San Diego Union-Tribune

December 6, 2001

'Friendly fire' still a killer despite weapons advances

By OTTO KREISHER 
COPLEY NEWS SERVICE 

WASHINGTON -- The grossly misnamed phenomenon of "friendly fire," which took a heavy toll in the Persian Gulf War, has struck again, inflicting more U.S. casualties in Afghanistan than enemy fire.

An unfortunate feature of war throughout history, fratricide or friendly fire has not been eliminated by the advent of high-tech weapons and may be more troubling as sophisticated standoff munitions, which are fired from a great distance, reduce total U.S. casualties, experts say.

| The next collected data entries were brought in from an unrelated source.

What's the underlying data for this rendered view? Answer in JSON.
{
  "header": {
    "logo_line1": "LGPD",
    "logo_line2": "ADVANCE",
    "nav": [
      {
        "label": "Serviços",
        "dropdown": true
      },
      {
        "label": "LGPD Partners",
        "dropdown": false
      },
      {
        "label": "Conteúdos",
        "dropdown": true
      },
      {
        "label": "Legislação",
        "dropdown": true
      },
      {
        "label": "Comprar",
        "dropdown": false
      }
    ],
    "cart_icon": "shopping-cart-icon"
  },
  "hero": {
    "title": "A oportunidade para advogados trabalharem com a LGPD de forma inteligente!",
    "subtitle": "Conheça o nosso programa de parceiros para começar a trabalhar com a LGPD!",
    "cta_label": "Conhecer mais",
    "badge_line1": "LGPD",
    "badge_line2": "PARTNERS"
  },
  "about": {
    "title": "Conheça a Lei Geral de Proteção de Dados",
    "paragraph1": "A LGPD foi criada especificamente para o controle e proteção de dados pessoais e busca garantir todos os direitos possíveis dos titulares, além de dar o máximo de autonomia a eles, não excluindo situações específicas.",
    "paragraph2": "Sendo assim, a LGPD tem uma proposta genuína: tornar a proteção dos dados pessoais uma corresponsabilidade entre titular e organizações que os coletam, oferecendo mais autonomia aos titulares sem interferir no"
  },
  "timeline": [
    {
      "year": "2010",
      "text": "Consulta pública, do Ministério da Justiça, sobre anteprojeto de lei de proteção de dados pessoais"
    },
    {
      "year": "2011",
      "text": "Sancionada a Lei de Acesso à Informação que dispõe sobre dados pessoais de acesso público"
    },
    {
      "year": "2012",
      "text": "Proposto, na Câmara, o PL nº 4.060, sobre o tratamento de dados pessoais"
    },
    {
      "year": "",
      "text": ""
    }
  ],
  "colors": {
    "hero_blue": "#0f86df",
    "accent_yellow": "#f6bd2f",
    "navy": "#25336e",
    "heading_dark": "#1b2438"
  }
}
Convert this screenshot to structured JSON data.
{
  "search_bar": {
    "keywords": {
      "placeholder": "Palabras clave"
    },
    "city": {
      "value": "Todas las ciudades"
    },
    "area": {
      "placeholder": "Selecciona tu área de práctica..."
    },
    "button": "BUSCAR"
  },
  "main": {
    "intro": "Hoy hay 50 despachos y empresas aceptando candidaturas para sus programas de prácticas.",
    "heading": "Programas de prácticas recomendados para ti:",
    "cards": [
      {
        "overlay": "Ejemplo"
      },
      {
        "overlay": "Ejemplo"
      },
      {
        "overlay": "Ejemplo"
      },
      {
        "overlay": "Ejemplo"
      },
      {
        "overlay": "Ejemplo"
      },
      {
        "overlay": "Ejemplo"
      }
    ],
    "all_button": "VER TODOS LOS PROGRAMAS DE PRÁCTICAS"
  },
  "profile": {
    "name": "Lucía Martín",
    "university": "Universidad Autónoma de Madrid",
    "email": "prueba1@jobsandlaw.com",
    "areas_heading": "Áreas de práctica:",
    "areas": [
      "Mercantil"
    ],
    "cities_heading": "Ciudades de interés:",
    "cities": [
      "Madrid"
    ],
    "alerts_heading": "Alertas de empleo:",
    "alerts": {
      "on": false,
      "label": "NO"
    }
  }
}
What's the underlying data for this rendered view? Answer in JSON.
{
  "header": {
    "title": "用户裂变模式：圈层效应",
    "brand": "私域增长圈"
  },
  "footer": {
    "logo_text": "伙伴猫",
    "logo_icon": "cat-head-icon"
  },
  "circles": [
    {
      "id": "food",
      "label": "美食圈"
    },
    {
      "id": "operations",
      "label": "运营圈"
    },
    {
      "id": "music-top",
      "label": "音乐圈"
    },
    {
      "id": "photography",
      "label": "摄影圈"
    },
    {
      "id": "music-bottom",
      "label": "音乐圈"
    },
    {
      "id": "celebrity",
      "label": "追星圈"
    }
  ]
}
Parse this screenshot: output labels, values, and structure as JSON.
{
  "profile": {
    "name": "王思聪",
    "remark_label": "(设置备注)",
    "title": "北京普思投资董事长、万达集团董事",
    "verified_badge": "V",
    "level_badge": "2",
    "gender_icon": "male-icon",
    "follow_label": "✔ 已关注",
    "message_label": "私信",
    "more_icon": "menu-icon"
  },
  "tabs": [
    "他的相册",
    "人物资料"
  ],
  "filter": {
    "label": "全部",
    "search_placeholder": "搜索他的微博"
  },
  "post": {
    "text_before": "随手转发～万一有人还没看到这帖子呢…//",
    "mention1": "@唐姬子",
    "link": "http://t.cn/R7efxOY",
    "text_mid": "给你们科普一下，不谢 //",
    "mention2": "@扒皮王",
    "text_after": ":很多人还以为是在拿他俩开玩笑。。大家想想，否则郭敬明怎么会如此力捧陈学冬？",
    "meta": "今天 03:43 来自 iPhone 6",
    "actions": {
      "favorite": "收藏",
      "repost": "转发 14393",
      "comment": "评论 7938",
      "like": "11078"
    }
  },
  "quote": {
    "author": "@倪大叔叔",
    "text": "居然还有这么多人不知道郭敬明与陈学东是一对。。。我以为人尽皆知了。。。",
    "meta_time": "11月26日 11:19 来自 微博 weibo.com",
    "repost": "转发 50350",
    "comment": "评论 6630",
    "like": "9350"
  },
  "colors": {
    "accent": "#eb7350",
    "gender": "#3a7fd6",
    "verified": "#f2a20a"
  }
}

A precision-guided bomb dropped by an Air Force B-52 hit too close to friendly forces near Kandahar, killing three American special operations troops and five anti-Taliban fighters yesterday. Nineteen Americans and at least 20 friendly Afghans were wounded by the powerful 2,000-pound Joint Direct Attack Munition.

Last week, five U.S. special forces soldiers and a number of Northern Alliance fighters were wounded when a U.S. fighter dropped a similar weapon in the wrong location during the escape attempt by Taliban prisoners near Mazar-e Sharif.

So far, enemy fire apparently has killed one American, a CIA operator, and has wounded one soldier.

Yesterday's tragedy is a familiar story to military veterans.

"Any time you get to a situation where the forces are close together, or are in isolated situations where it's hard to differentiate between friend and foe, there's going to be trouble," said retired Army Lt. Col. Andrew Krepinevich.

"This is not a new environment there in Afghanistan. It's just the factor of close air support, a fluid, difficult situation," said retired Rear Adm. Stephen Baker, a veteran Navy attack pilot.

U.S. Central Command and Pentagon spokesmen said the cause of the accident was unknown.

"This is not something we accept," Marine Maj. Brad Lowell said at Central Command headquarters in Tampa, Fla. "But it does happen."

This incident and the tragic record of the Gulf War demonstrate that the advent of high-tech weapons has not eliminated such accidents. Ironically, as sophisticated standoff munitions reduce total U.S. casualties, the friendly fire losses become more troubling, experts note.

That was the case in the 1991 Gulf War, the first of the relatively bloodless "Nintendo wars," in which high-tech weapons allowed the American-led coalition to inflict vastly disproportionate casualties on the Iraqi army.

But in 27 recorded instances of fratricide, those same U.S. weapons killed or wounded 107 American troops and 22 British soldiers -- 17 percent of their total casualties during the war.

Some of the first friendly fire casualties of the Gulf War involved Camp Pendleton-based 1st Marine Division troops, who were hit by Air Force jets while fighting off an Iraqi attack near the Saudi city of Khafji.

But those fratricide losses pale in comparison to past wars.

In Vietnam, the heavy use of artillery and close air support helped countless Army and Marine ground units survive desperate fights with superior enemy forces. But that same firepower, used during close combat, inflicted hundreds of unintended casualties on U.S. troops.

During World War II, fratricide incidents caused thousands of casualties, which were little noticed in the bloody conflict.